Find the information of latitude and longitude for neighborhood in Jakarta

In [19]:
jakarta_df['Latitude'] = jakarta_df['Neighborhood'].apply(get_latitude_jakarta)
jakarta_df['Longitude'] = jakarta_df['Neighborhood'].apply(get_longitude_jakarta)
jakarta_df.head()

Unnamed: 0,Neighborhood,Town,Latitude,Longitude
0,Cempaka Putih,Central Jakarta,-6.181214,106.868548
1,Gambir,Central Jakarta,-6.176684,106.830653
2,Johar Baru,Central Jakarta,-6.183125,106.855332
3,Kemayoran,Central Jakarta,-6.162546,106.85689
4,Menteng,Central Jakarta,-6.195026,106.832224


Find the information of latitude and longitude for neighborhood in Surabaya

In [20]:
surabaya_df['Latitude'] = surabaya_df['Neighborhood'].apply(get_latitude_surabaya)
surabaya_df['Longitude'] = surabaya_df['Neighborhood'].apply(get_longitude_surabaya)
surabaya_df.head()

Unnamed: 0,Neighborhood,Town,Latitude,Longitude
0,Asemrowo,Surabaya,-7.24174,112.688802
1,Benowo,Surabaya,-7.229055,112.649775
2,Bubutan,Surabaya,-7.252671,112.730062
3,Bulak,Surabaya,-7.228354,112.787631
4,Dukuh Pakis,Surabaya,-7.293024,112.695125


#### Saving dataframe as csv for further use

In [21]:
jakarta_df.to_csv('data/jakarta_neighborhood.csv')
surabaya_df.to_csv('data/surabaya_neighborhood.csv')

## 4.2 Map Visualize

Visualizing map using Folium API with OpenStreetMap view with information of neighborhood from both dataframes

### Jakarta Neighborhood Map View

get coordinates for Jakarta

In [22]:
address = 'Jakarta'

location = geolocator.geocode(address)
jakarta_latitude = location.latitude
jakarta_longitude = location.longitude
print(f'Coordinates of Jakarta are {jakarta_latitude}, {jakarta_longitude}')

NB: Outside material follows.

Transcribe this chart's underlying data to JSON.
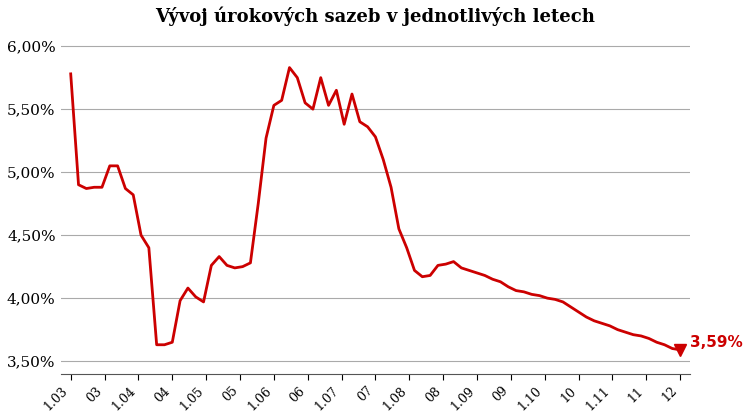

Coordinates of Jakarta are -6.1753942, 106.827183


### Folium OpenStreetMap of Jakarta Neighborhood

In [23]:
jakarta_map = folium.Map(location=[jakarta_latitude, jakarta_longitude], zoom_start=11)

for latitude, longitude, borough, neighborhood in zip(jakarta_df['Latitude'], jakarta_df['Longitude'], jakarta_df['Town'], jakarta_df['Neighborhood']):
    label = '{}, {}'.format(neighborhood, borough)
    label = folium.Popup(label, parse_html=True)
    folium.CircleMarker(
        [latitude, longitude],
        radius=5,
        popup=label,
        color='red',
        fill=True
        ).add_to(jakarta_map)
    
jakarta_map

### Surabaya Neighborhood Map View

get coordinates for Surabaya

In [24]:
address = 'Surabaya'

location = geolocator.geocode(address)
surabaya_latitude = location.latitude
surabaya_longitude = location.longitude
print(f'Coordinates of Surabaya are {surabaya_latitude}, {surabaya_longitude}')

Coordinates of Surabaya are -7.2459717, 112.7378266


### Folium OpenStreetMap of Jakarta Neighborhood

In [25]:
surabaya_map = folium.Map(location=[surabaya_latitude, surabaya_longitude], zoom_start=11)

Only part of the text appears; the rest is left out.